Лицо цесаревича расплывалось, но застывшее на нем удивление было видно и сквозь мутное марево.

– Я никогда такого не видел… Ты… Ты Темный.

Алексей сморгнул слезы.

– Что?

Цесаревич отнял руку от его лица, и в груди заныло чувство невосполнимой утраты.

– Ты – Темный. Можешь поглощать тьму. И можешь ее использовать.

Больше всего на свете Алексей боялся увидеть в его глазах страх или отвращение, но там отражался лишь блеск вернувшихся звезд.

– Я… Я не знаю, что я такое, ваше высочество. Но я такой с детства, – он облизнул пересохшие губы. – Я не знаю, проклятие это или…

– Проклятие? – перебил цесаревич. Его губы изогнула возбужденная улыбка. – Ну конечно же нет! Это – самый ценный дар, который судьба могла швырнуть к моим ногам. Именно то, что мне нужно!

Алексей стоял, оглушенный и растерянный. Самый страшный, самый грязный секрет вывалился наружу и оказался… благословением?

– Я сделаю все, что ваше высочество захочет, – прошептал он, едва слыша себя.

– Ну конечно, – улыбка цесаревича стала еще шире. Алексей молча смотрел на него, все еще не смея поверить. – Вместе мы остановим надвигающийся шторм.

Прохладные пальцы стиснули его ладонь.

– Иди. Отдохни и наберись сил.

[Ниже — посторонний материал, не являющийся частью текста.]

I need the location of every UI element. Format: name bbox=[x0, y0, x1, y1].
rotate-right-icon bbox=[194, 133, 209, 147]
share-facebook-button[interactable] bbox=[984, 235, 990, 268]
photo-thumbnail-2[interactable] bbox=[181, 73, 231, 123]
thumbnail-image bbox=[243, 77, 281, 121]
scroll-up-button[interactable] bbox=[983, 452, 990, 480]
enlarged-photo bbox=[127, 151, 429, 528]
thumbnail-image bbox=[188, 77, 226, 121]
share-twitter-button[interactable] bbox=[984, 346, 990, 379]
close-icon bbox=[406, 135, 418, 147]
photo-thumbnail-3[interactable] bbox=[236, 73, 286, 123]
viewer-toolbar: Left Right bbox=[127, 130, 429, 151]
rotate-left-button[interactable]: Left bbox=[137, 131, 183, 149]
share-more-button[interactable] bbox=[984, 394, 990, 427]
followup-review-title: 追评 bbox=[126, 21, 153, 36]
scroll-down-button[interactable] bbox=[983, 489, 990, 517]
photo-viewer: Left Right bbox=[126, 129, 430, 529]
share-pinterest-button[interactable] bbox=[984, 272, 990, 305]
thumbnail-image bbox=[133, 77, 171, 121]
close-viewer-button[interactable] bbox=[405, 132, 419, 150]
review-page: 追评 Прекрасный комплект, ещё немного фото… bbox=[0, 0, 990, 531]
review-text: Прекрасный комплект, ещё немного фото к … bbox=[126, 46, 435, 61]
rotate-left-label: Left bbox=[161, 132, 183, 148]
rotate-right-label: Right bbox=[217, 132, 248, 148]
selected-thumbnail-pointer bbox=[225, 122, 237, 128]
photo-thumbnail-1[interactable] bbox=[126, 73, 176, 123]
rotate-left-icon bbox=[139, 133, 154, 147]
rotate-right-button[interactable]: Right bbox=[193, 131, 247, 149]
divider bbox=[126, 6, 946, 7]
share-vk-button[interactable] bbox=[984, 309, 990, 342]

Я решу, что с тобой делать.

Глава 14. Наставник

Он стоял рядом с цесаревичем, наблюдая, как по раскинувшемуся полю маршируют строгие колонны солдат.

– Когда я был мальчиком, мой воспитатель учил меня буквам и цифрам, прикрепляя их на спины игрушечным солдатикам, – губы цесаревича тронула улыбка. – Какие детские забавы проносишь иногда через всю жизнь…

Алексей не знал, что ответить. Его детские забавы были совсем иного рода – из него-то наследника престола не воспитывали. Занятные истории о детстве цесаревича, которыми он иногда делился, вроде печатавшейся по приказу его воспитателя поддельной газеты, где была колонка, посвященная достижениям и неудачам юного великого князя, казались чем-то из другого мира.